At least two hundred poor beggars were counted sleeping out on the pavements of the main streets of Sydney the other night – grotesque bundles of rags lying under the verandahs of the old Fruit Markets and York-street shops, with their heads to the wall and their feet to the gutter.

‘Dossing Out’ and ‘Camping’, Henry Lawson, 1896

The economic recession and strikes of the early 1890s forced a lot of Australia’s country people off the land and into urban areas, only to find there were no jobs there either. ‘Dossing Out’ and ‘Camping’ is a short story that paints a clear picture of the poverty of poor beggars who had been sleeping in the park but were driven out by rain, onto the streets, under the verandahs.

The title refers to ‘dossing out’ in the city and ‘camping’ in the bush, two different ways of living with no money.
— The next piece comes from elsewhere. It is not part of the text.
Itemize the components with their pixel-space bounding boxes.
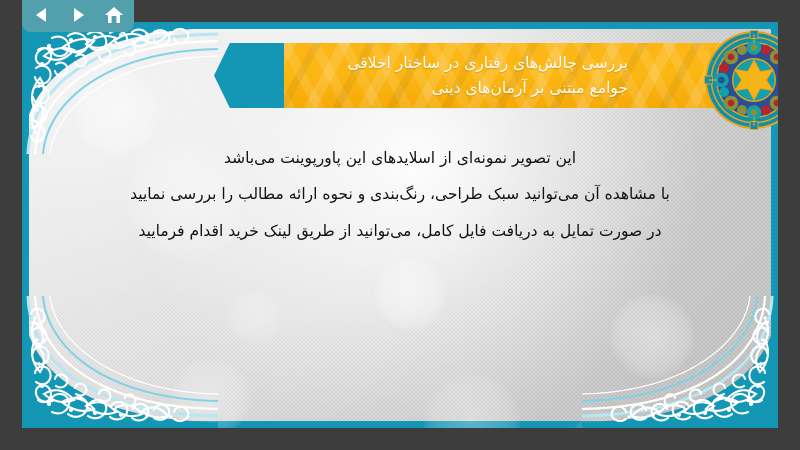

In the bush, Lawson writes, you can light a fire, boil the billy, make tea, catch a sheep and fry a chop, wash your shirt, wash yourself, whistle and sing by the camp fire, breathe fresh air and make poetry.

George Washington Lambert, ‘Sheoak Sam’, 1898

In the city, when you doss out, there’s no possibility of lighting a fire to cook over. And a man is generally too hungry to make poetry.

The story ironically appeared in the collection While the Billy Boils.